Following The Enlightenment, Many Europeans Began To

Question Authority

The Enlightenment, or the Age of Reason, was a period in the late 17th and 18th centuries in which western European culture shifted from an emphasis on religious authority to an increased emphasis on scientific reason and the power of individual reason. It included the development of new philosophies and theoretical frameworks for understanding the world and new ideas about how society should be structured. During this time, many Europeans began to question the authority of religion, of the ruling monarchs, and of traditional social and political structures.

Questions about Divine Right and Absolute Monarchy

One example of how Europeans began to question authority during the Enlightenment was in regards to the concept of divine right and absolute monarchy, which held that rulers were appointed by divine authority and thus had absolute power and authority over their subjects. The Enlightenment challenged this notion, with thinkers like Thomas Hobbes and John Locke arguing that all humans had natural rights that should be respected, and that rulers had a duty to uphold these rights. This shift in thinking helped to lead to the French Revolution in 1789, in which the people of France overthrew the ruling monarchy and declared their own representative government.

Empiricism and Scientific Reason

Another example of how Europeans began to question authority during the Enlightenment was with the development of the scientific method and rational inquiry.

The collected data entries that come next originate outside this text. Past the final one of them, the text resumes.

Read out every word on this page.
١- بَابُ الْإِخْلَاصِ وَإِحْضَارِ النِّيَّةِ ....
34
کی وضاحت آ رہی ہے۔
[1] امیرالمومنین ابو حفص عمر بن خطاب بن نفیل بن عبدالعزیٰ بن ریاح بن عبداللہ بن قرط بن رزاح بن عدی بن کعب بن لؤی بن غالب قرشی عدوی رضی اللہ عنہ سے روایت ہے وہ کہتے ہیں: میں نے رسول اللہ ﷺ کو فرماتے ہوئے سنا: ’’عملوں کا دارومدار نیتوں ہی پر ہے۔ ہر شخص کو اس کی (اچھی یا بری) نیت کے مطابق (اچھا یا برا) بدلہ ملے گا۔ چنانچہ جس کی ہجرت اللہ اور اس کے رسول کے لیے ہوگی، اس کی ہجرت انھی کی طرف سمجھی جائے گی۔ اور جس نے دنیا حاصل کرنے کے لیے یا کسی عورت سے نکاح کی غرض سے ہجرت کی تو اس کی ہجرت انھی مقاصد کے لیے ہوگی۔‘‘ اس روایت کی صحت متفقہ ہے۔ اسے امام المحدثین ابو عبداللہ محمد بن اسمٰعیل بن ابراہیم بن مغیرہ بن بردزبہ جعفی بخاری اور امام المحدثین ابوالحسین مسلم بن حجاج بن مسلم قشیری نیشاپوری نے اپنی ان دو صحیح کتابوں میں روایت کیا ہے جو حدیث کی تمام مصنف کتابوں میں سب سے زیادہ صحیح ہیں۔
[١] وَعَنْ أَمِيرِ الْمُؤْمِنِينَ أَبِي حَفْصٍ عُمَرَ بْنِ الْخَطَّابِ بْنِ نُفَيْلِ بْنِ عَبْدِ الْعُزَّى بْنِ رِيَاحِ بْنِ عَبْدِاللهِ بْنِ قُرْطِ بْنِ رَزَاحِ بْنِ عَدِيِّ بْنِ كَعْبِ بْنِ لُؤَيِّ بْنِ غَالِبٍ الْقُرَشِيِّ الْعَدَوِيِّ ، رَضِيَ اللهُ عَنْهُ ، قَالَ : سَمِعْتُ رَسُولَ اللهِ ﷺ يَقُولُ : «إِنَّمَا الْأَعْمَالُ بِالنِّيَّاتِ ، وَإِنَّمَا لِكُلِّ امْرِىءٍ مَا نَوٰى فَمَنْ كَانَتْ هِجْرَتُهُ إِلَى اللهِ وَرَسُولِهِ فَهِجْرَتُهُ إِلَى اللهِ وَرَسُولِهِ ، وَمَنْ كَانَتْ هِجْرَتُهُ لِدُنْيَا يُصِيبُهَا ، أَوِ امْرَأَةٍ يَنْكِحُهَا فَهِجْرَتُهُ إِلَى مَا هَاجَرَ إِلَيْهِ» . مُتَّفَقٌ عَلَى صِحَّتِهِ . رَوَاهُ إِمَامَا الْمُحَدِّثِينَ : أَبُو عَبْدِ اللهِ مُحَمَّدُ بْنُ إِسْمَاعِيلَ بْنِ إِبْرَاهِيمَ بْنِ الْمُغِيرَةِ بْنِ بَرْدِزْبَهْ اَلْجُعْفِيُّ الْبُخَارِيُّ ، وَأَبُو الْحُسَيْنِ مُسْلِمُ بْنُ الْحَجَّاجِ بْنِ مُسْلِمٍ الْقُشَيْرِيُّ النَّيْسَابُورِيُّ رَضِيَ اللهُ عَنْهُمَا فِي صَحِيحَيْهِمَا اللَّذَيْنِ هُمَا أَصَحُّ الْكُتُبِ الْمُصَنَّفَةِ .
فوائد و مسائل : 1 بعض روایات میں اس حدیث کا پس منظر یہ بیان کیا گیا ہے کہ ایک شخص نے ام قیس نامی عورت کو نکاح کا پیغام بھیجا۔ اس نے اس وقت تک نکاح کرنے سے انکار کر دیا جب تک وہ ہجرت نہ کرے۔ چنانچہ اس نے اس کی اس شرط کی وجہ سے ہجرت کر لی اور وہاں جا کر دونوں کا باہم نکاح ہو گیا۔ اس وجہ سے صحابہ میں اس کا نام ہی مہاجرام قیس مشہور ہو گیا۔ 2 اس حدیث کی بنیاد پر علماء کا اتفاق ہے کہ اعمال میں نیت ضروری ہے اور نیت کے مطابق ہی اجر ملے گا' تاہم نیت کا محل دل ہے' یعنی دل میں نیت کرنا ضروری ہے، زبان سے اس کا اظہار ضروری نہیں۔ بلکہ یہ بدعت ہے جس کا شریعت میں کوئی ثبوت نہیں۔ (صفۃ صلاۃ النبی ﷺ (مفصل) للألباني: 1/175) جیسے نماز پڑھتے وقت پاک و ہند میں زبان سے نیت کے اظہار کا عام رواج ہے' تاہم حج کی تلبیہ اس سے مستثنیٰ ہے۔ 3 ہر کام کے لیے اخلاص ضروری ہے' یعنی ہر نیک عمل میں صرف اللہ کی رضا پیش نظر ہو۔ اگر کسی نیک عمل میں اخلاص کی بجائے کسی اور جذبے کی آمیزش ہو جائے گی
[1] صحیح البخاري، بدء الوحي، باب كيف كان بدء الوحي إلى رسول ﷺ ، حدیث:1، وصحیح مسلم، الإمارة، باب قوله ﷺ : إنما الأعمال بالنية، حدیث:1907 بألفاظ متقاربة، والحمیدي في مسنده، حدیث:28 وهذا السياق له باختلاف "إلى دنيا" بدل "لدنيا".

Already by the late 17th century, scientists like Isaac Newton had developed principles of mathematical and scientific reasoning that could be applied to experiments and observations. This shifted the emphasis from religious faith to empirical evidence and scientific reasoning, and enabled people to think more objectively about the natural world and their place in it. The Enlightenment also saw the rise of Deism, a belief system that rejected the miracles of Christianity but still maintained that God had designed the universe and its laws, which could be discovered and understood through science and reason.

Political and Social Change

The Enlightenment ultimately enabled new forms of social and political organization, as people began to apply the same principles of rationality and empiricism to their understanding of society and government. Ideas like liberty, representative government, and civil rights were embraced by many Enlightenment thinkers, and the 18th century saw an increasing tendency among Europeans to challenge traditional forms of authority and social structures. This eventually led to the American and French Revolutions, as well as the development of newly independent nations in Latin America and elsewhere, all of which were based upon Enlightenment ideals of freedom, reason, and self-determination.


The Enlightenment was a period of significant social and political change, in which Europeans began to question traditional religious authority and absolute monarchy, and to embrace scientific reason and new forms of political and social organization. This led to the development of many of the philosophical and political ideas that still shape the world today, and it allowed for the emergence of revolutionary movements that sought to overthrow oppressive governments and create societies based upon individual freedom and equality.